University at Buffalo (UB)

Status

Enrolling

Conditions

Glaucoma

Treatments

Device: Tono-Vera tonometer

Device: Goldman Applanation Tonometry

Study type

Interventional

Funder types

Other

Industry

Identifiers

NCT05523622

UB Tono-Vera Comparison Trial

Details and patient eligibility

About

We are testing the accuracy of Reichert's Tono-Vera tonometer by comparing measurements of IOP with this device and measurements with other commonly-used tonometers, including Goldmann Applanation and iCare.

Full description

This is a comparative study between the TonoVera, the gold standard Goldmann Applanation Tonometry (GAT) and an established rebound tonometry device, iCare. IOP measurements will be obtained using the following devices: Reichert's prototype Tono-Vera Rebound tonometer (a rebound tonometer in development), iCare's iC100 rebound tonometer (a device commonly used in clinical practice), GAT (a device commonly used in clinical practice). Reichert's iPac Handheld Pachymeter (a device commonly used in clinical practice) will be used to measure the test subject's Central Corneal Thickness (CCT), measured in µm if CCT is not already on file. An Autorefractor Keratometer (ARK) (a device commonly used in clinical practice) will be used to measure necessary vision correction and corneal curvature. The Ocular Response Analyzer (a device commonly used in clinical practice) will be used to measure corneal hysteresis.
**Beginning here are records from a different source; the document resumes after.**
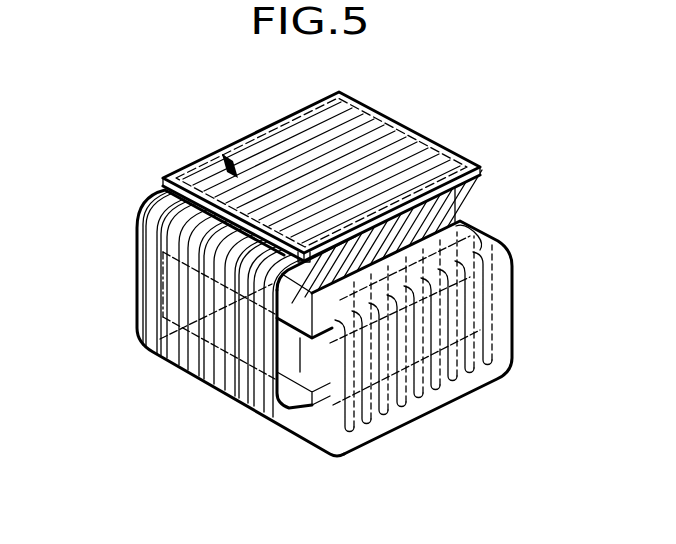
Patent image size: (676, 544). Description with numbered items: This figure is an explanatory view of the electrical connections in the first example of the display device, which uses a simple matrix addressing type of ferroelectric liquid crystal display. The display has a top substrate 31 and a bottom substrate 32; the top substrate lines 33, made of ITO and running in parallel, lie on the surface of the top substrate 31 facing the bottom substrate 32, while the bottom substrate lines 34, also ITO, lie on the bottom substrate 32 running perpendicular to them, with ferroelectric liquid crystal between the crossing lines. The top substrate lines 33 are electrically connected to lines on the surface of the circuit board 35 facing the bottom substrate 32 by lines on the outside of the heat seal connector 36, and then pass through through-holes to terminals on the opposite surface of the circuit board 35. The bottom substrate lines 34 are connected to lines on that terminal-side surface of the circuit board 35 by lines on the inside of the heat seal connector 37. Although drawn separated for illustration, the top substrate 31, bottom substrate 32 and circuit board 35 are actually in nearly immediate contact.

The top substrate 31 is at (410, 135).
The bottom substrate 32 is at (436, 214).
The top substrate lines 33 is at (214, 153).
The bottom substrate lines 34 is at (482, 238).
The circuit board 35 is at (284, 424).
The heat seal connector 36 is at (137, 299).
The heat seal connector 37 is at (513, 294).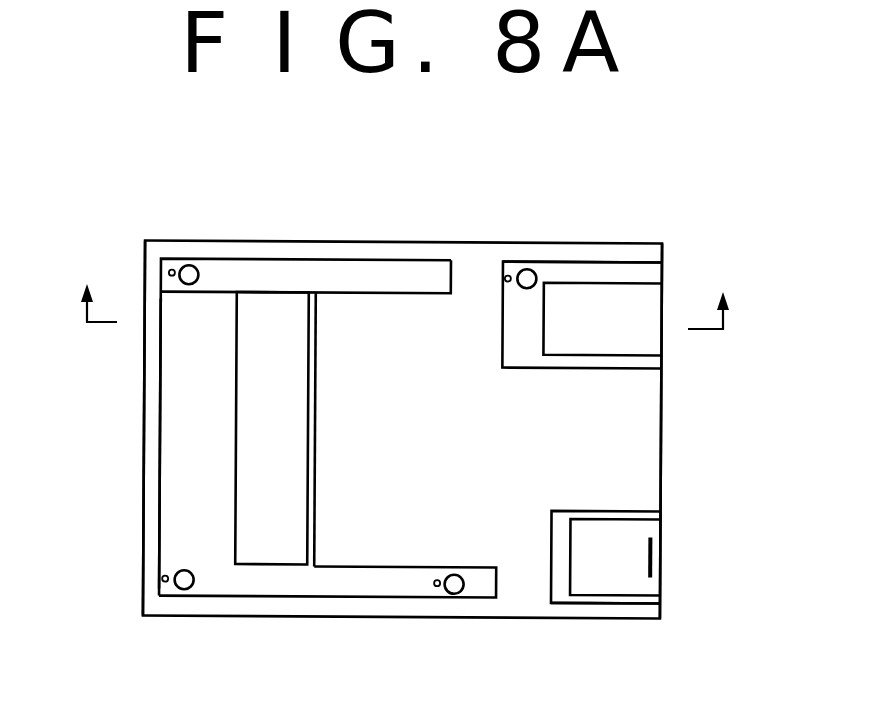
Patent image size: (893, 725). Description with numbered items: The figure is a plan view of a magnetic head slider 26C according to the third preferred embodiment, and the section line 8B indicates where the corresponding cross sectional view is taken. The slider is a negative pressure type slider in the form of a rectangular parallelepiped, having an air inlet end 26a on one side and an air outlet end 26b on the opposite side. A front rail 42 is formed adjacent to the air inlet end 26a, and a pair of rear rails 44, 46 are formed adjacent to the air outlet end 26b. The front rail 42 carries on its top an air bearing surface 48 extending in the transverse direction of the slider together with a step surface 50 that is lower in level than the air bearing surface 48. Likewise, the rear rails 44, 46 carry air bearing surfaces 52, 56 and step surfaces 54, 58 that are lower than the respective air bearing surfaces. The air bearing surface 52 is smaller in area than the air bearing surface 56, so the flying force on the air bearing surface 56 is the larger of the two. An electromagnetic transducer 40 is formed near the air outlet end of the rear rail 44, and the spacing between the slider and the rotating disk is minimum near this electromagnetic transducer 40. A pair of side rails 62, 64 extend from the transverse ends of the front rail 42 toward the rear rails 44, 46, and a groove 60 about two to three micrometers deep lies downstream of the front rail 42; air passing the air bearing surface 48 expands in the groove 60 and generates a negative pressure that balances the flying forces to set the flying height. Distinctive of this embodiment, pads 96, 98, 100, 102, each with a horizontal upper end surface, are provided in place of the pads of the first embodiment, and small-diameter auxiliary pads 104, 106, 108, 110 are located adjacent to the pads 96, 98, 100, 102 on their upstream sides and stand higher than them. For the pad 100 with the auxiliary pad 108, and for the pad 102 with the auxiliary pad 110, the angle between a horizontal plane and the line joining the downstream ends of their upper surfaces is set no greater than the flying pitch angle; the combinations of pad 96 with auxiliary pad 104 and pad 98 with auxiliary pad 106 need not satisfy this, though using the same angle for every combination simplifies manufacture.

Multiple IOP measurements will be taken with each device on each eye for all subjects: 3 along the central cornea, 3 along the peripheral cornea, and 3 along the sclera.

Enrollment

300 estimated patients

Sex

All

Volunteers

Accepts Healthy Volunteers

Inclusion criteria

Ability to provide signed and dated informed consent form. Patients willing to comply with all study procedures and be available for the duration of the study.

Male or female patients aged 18 to 99 Patients in good general health as evidenced by ability to come to their appointment on day of study.

Exclusion criteria

Patients age less than 18 years Patients unable or unwilling to provide informed consent to participate in the study Patients for which an accurate tonometry reading cannot be performed. This may include those with blepharospasm (lid squeezers), nystagmus, extensive corneal pathology, or contact lens wearers who cannot remove their contact lens.Patients with significant scleral thinning Patients with a known allergy to proparacaine or fluorescein as these are used to anesthetize and allow measurement respectively of the eye when used with the Goldmann tonometer.